1. extending the Curry-Howard isomorphism to support general recursion in a convenient way, while retaining a logically sound fragment of the language.
2. extending a logical theory of evaluation for a richly typed programming language so that programs can contain proofs from the logic.

We are concurrently working on two language designs, one of which is primarily aimed at (1), and the other at (2).  The U. Penn. team is primarily trying to extend the Curry-Howard isomorphism to accommodate general recursion, using a design internally called NoLaw (as in “Congress shall make no law … abridging the freedom of speech”); while we at Iowa are focused on combining a separate logical theory of program evaluation with dependency of programs on proofs, in a language we rather infelicitously call Sep-pp (or Sep3, for separation of proofs and programs).

Both the language designs we are exploring right now distinguish logical and programmatic fragments of the language.  The goal is to be able to prove normalization for terms in the logical fragment, while allowing the possibility of diverging computations in the programmatic fragment.  In Sep3, the big challenge (recently picked up also for the NoLaw design) is to allow programs to contain proofs.  This might sound innocuous, but think about what this means from the point of view of normalization.  Suppose you have a proof about a program that contains a proof.  For a small artificial example: maybe you are doing a case split in a proof on the form of the value of some programmatic term t of the following type:

data pf_holder : Type where
mk_pf_holder : (F:Formula) -> (p:F) -> pf_holder


This datatype is maybe not that useful in practice, but we certainly want to allow datatypes like it, where term constructors can accept proofs of unknown formulas F as arguments.

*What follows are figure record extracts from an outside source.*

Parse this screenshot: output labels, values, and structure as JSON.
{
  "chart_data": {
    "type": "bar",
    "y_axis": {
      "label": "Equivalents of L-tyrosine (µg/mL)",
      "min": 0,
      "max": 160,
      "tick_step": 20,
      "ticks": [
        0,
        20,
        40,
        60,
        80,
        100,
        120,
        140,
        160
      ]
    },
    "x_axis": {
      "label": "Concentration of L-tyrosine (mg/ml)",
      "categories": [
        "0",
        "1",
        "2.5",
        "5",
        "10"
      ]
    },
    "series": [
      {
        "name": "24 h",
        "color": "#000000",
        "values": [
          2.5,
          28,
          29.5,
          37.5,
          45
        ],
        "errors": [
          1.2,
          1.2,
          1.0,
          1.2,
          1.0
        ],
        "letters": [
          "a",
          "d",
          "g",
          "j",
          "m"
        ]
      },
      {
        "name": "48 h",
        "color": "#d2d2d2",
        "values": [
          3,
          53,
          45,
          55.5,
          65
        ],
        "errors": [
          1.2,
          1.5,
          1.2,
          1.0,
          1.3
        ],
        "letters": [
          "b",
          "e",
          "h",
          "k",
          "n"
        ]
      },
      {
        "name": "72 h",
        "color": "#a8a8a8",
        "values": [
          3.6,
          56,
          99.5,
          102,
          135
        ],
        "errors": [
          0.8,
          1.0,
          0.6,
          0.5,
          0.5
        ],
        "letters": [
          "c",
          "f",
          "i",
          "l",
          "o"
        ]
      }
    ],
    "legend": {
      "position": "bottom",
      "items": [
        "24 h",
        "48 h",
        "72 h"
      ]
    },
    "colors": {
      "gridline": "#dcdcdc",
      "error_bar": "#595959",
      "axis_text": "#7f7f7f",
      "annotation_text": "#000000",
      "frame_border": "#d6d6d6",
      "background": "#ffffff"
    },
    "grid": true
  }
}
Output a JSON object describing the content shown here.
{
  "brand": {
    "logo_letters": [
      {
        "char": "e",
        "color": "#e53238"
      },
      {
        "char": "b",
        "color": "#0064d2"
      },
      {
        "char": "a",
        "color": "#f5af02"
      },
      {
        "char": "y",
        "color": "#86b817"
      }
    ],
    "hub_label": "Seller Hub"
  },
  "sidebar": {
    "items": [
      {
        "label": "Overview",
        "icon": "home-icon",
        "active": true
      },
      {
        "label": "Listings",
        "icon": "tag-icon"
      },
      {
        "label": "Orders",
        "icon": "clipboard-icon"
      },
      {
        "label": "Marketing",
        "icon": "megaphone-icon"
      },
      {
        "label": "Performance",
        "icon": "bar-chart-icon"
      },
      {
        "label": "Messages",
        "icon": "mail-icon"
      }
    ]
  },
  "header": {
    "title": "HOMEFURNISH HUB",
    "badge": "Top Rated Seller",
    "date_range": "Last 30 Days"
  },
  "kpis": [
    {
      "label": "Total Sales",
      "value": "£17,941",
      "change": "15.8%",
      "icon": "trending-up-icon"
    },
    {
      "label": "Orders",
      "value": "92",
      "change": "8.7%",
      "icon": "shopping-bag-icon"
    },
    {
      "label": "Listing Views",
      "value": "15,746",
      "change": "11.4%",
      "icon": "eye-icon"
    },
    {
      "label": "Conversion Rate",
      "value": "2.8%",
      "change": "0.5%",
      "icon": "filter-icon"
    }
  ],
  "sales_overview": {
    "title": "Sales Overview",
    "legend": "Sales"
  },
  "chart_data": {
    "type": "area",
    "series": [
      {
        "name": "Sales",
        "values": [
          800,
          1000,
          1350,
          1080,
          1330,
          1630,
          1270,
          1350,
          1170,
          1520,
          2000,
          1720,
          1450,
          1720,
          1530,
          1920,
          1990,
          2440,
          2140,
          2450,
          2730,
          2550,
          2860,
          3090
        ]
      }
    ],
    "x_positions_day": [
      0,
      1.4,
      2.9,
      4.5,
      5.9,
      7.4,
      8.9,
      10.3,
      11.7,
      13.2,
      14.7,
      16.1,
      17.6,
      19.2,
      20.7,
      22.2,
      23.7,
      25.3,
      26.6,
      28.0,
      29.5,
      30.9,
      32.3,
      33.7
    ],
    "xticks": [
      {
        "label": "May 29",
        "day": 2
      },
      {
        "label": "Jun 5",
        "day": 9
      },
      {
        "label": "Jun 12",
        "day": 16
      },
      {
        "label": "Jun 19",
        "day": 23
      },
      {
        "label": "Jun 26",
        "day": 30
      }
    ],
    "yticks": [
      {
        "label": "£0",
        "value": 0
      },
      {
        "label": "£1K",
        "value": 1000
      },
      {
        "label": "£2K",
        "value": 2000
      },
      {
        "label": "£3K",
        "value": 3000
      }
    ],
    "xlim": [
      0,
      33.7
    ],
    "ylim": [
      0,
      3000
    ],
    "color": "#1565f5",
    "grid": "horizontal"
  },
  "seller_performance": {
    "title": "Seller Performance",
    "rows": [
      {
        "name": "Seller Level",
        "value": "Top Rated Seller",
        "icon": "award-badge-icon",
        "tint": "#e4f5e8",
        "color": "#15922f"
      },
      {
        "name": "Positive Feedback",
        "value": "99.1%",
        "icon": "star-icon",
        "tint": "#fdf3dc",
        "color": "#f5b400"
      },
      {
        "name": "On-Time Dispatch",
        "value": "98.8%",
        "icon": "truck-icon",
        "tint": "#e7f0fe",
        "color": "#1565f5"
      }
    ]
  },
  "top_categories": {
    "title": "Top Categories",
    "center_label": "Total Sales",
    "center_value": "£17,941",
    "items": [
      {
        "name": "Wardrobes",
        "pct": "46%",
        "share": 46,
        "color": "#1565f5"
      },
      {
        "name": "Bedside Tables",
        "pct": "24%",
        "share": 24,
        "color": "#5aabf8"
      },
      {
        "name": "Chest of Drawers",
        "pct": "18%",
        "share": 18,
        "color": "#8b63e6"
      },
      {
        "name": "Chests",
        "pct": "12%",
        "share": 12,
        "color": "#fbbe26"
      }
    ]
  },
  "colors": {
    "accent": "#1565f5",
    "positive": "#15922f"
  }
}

So imagine you are doing a case analysis inside a bigger proof P on the value of a programmatic term t of type pf_holder. Now, since some programmatic terms fail to have a value, in Sep3 we are insisting that to do a case analysis in a proof, you must supply a proof that the scrutinee (t in this case) is terminating. In Sep3, we have a primitive atomic formula t ! to express that t terminates. So suppose we have a proof that t terminates, and we do this case analysis. Then what is really happening is from the land of safety — this is the logical fragment, where all terms are safe in the sense that we are guaranteed that they normalize (this is the goal anyway) — we reach into the land of danger and potential divergence — the programmatic fragment, where this term t lives — and pull out from it a safe term again, which would be in this case the subproof p for which we have t = mk_pf_holder F p.  And now we can potentially use this safe term p inside of our bigger proof P.

It is this back and forth between programs and proofs, and particularly this scenario where a proof can reach into a program and pull out another proof and use it, that makes this language design quite challenging.  Guru also separates proofs and programs in a similar way as Sep3, but does not provide general support for this feature of taking proofs out of programs and using them in proofs.  So I think this is something really new.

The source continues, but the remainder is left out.